Nach Abschluss der Ermittlungen ist es oft die Straf- und Bußgeldsachenstelle oder die Staatsanwaltschaft, die auf die Verteidigung wegen eines einvernehmlichen Verfahrensabschlusses zukommen. Das Angebot wird hier in aller Regel nicht auf Einstellung des Verfahrens lauten, sondern die Verhängung einer Strafe beinhalten. Auch hier muss der Verteidiger das Angebot bewerten und entscheiden, ob es sich tatsächlich als günstig und akzeptabel darstellt und eine Aufgabe der bisherigen Verteidigungslinie rechtfertigt.

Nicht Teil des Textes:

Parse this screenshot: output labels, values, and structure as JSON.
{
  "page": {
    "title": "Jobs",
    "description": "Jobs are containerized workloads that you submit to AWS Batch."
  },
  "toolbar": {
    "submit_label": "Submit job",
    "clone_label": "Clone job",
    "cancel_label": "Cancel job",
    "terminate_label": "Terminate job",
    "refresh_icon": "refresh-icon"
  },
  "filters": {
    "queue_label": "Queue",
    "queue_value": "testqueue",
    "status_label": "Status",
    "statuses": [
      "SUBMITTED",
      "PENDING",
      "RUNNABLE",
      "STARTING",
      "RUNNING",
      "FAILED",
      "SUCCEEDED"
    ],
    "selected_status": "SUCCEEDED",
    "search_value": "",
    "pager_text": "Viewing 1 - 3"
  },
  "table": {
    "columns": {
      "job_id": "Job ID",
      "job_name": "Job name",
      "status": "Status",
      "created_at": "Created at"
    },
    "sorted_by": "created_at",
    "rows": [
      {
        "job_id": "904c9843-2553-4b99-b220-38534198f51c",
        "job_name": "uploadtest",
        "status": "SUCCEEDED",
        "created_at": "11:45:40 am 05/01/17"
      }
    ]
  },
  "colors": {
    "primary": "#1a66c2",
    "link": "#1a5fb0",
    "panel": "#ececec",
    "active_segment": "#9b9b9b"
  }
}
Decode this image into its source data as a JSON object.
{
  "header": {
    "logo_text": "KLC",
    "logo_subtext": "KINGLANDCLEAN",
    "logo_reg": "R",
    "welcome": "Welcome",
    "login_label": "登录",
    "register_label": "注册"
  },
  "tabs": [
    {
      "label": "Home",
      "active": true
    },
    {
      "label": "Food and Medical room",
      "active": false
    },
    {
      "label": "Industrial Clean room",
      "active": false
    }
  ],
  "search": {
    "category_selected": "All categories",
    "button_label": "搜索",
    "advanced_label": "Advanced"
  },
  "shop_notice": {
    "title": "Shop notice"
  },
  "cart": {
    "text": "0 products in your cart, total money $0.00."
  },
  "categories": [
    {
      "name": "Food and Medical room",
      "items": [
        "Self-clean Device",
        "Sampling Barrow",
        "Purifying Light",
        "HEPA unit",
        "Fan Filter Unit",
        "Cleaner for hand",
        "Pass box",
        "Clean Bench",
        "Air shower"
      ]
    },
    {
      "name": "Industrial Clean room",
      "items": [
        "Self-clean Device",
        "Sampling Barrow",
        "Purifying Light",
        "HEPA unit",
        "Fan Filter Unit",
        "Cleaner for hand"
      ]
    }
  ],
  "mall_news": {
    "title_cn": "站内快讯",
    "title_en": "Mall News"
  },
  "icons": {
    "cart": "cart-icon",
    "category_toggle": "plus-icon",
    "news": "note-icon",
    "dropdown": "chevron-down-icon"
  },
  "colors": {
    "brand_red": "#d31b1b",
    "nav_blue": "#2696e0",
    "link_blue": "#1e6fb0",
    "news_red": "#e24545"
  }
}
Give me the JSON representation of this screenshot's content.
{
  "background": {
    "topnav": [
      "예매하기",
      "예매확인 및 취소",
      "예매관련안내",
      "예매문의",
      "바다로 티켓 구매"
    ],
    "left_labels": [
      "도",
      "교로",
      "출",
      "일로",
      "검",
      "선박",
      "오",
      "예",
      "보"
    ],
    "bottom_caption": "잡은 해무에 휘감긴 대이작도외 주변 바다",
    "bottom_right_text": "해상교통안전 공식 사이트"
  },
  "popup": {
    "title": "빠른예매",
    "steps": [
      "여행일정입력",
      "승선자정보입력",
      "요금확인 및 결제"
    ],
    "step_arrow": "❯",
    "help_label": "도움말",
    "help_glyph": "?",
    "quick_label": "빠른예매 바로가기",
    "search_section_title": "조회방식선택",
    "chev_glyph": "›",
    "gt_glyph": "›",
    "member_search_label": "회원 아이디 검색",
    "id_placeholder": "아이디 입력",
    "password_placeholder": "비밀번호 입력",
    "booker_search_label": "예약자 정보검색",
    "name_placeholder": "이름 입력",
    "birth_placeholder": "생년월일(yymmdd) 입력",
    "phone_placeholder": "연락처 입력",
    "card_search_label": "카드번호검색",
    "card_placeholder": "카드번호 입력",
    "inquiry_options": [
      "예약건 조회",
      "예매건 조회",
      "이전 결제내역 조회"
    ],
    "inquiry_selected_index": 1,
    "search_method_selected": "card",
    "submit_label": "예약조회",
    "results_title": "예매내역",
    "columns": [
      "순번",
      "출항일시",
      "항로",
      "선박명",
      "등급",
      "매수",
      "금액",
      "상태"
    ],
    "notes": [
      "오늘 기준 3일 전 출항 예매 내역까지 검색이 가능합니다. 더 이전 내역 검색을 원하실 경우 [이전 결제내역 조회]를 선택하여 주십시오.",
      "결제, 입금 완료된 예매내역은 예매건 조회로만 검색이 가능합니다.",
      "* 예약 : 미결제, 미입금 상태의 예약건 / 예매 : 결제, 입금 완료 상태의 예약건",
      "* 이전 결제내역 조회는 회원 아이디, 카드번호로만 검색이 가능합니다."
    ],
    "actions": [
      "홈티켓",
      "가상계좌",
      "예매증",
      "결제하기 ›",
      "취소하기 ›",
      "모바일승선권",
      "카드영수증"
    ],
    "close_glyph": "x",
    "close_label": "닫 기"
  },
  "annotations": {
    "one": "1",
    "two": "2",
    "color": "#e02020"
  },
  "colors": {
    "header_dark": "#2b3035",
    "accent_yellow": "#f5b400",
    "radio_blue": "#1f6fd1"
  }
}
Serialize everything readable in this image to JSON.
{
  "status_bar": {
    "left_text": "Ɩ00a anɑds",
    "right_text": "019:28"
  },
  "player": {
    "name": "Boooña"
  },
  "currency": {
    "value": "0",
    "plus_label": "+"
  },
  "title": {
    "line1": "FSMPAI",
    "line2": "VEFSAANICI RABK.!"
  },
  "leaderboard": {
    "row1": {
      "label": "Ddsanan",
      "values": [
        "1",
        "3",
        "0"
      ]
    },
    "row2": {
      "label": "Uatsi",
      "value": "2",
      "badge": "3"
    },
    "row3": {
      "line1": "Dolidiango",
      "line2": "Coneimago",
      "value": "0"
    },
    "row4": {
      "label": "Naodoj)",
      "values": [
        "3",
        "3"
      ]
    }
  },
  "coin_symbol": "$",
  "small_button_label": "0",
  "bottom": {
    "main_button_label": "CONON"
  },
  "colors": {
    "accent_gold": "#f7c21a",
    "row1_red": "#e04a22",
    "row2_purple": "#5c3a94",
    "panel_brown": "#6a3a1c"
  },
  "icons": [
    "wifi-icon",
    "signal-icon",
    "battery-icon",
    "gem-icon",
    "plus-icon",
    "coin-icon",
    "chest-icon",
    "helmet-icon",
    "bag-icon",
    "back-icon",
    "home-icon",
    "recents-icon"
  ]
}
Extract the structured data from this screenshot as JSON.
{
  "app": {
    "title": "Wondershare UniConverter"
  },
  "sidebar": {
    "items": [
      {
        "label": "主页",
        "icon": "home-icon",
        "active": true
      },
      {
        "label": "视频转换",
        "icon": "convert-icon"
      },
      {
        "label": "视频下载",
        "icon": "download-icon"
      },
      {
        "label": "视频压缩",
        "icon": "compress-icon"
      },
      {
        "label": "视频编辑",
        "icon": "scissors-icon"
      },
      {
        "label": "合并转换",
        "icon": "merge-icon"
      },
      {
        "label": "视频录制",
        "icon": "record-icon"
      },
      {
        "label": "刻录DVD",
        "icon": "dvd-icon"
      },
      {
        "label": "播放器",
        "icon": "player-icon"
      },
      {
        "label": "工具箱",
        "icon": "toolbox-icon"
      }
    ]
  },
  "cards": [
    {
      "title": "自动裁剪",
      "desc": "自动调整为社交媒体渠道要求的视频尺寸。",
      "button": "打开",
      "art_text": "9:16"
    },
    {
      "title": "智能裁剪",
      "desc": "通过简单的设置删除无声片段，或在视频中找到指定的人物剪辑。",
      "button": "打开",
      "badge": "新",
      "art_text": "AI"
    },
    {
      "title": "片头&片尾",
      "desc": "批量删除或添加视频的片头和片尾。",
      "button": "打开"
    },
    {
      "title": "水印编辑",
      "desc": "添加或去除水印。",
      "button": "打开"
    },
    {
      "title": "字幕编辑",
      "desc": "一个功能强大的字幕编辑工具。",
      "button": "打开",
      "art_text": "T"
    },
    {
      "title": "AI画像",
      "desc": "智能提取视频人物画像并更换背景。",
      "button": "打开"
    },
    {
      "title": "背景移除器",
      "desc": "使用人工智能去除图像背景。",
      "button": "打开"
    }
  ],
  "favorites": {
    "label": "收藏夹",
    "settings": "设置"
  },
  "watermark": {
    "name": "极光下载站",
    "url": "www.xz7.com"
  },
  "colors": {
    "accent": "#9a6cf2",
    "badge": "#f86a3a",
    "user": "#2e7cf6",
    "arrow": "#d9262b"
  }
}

Im Zwischenverfahren und vor oder in der Hauptverhandlung ist der Verteidiger vor dieselbe Problematik gestellt, insbesondere wenn das Gericht zu einem Vorgespräch der Verfahrensbeteiligten bittet und hier seine Vorstellungen von einer einvernehmlichen Verfahrenserledigung unterbreitet. Hier wird es, gerade bei der Großen Strafkammer, sehr häufig auch um die existenzielle Frage einer Freiheitsstrafe mit oder ohne Bewährung gehen. Es sind dies die kritischsten Fälle in der Verteidigungspraxis: der Verteidiger erkennt, dass bestenfalls nur eine Freiheitsstrafe zur Bewährung erreicht werden kann, demgegenüber stellt das Gericht bei einer einvernehmlichen Erledigung eine Freiheitsstrafe zwischen 2 ½ Jahren und 3 Jahren in den Raum in Kenntnis der Strafvorstellung der Staatsanwaltschaft von 5 Jahren, d.h. im Falle einer streitigen Hauptverhandlung droht realistisch die Verhängung einer Freiheitsstrafe von 4 Jahren. Eine allgemein gültige Antwort auf diese alltägliche Fallgestaltung lässt sich nicht geben, die Entscheidung hierüber ist letztlich ureigene Sache des Mandanten, schon eine Empfehlung des Verteidigers kann zu viel sein.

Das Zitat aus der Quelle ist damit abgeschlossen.